Though it’s something like my 14th Lear, there were things about this one that changed my response to the story. I still think there’s more than a touch of implausibility in him falling for the sycophancy of two daughters rather than the sincerity of the third, but here there’s an ageism in Goneril and Regan, in addition to to my normal feelings of spoilt children and inheritance ruins, and Regan in particular becomes completely self-obsessed and self-centred. The Duke of Kent has become the Countess of Kent, and this subtly changes, softens, the character. Edmund seems more machiavellian in contrast to an even more empathetic Edgar. Lear’s madness at first seems eccentricity, before it becomes tragic.

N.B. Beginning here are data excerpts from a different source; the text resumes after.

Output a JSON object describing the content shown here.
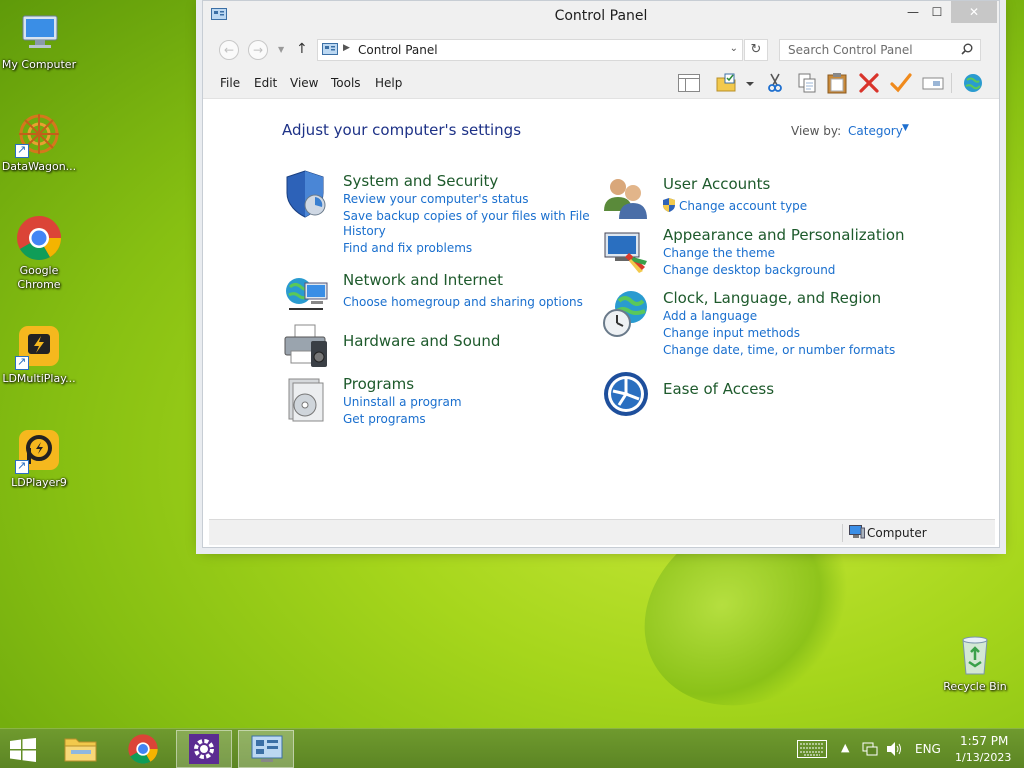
{
  "desktop": {
    "icons": [
      {
        "label": "My Computer"
      },
      {
        "label": "DataWagon..."
      },
      {
        "label": "Google Chrome"
      },
      {
        "label": "LDMultiPlay..."
      },
      {
        "label": "LDPlayer9"
      },
      {
        "label": "Recycle Bin"
      }
    ]
  },
  "window": {
    "title": "Control Panel",
    "controls": {
      "minimize": "—",
      "maximize": "☐",
      "close": "✕"
    },
    "address": {
      "crumb": "Control Panel"
    },
    "search": {
      "placeholder": "Search Control Panel"
    },
    "menu": [
      "File",
      "Edit",
      "View",
      "Tools",
      "Help"
    ],
    "heading": "Adjust your computer's settings",
    "view_by": {
      "label": "View by:",
      "value": "Category"
    },
    "categories": [
      {
        "title": "System and Security",
        "links": [
          "Review your computer's status",
          "Save backup copies of your files with File",
          "History",
          "Find and fix problems"
        ]
      },
      {
        "title": "Network and Internet",
        "links": [
          "Choose homegroup and sharing options"
        ]
      },
      {
        "title": "Hardware and Sound",
        "links": []
      },
      {
        "title": "Programs",
        "links": [
          "Uninstall a program",
          "Get programs"
        ]
      },
      {
        "title": "User Accounts",
        "links": [
          "Change account type"
        ]
      },
      {
        "title": "Appearance and Personalization",
        "links": [
          "Change the theme",
          "Change desktop background"
        ]
      },
      {
        "title": "Clock, Language, and Region",
        "links": [
          "Add a language",
          "Change input methods",
          "Change date, time, or number formats"
        ]
      },
      {
        "title": "Ease of Access",
        "links": []
      }
    ],
    "status": "Computer"
  },
  "taskbar": {
    "language": "ENG",
    "time": "1:57 PM",
    "date": "1/13/2023"
  },
  "colors": {
    "link": "#1a6fce",
    "category_title": "#1e5a2c",
    "heading": "#1e3287",
    "taskbar": "#5c8524"
  }
}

I thought Jonathan Munby’s production was very fresh and intelligent.
From the original Chichester cast, Sinead Cusak and Danny Webb are both excellent as Kent and Gloucester respectively, and Kirsty Bushell is simply terrific as Regan. Michael Matus makes much more of the role of Oswald. There are some great performances from new cast members too, not least a superb Edgar from Luke Thompson and an outstanding Edmund in James Corrigan. Lloyd Hutchison is a particularly good Fool. I felt privileged to be seeing Ian McKellen in this role again, a gentler, sadder reading. At the curtain call, memories of more than twenty earlier performances by this fine actor swept over me as I rose to my feet in tribute.
The programme is way better than normal flimsy West End fare and in one of its four essay’s, historian David Starkey suggests that Shakespeare may have been having a dialogue with his patron, King James, even sending him messages about the consequences of dividing a kingdom. Four hundred years later, it’s sending messages still, and I suspect will continue to do so for a long time to come.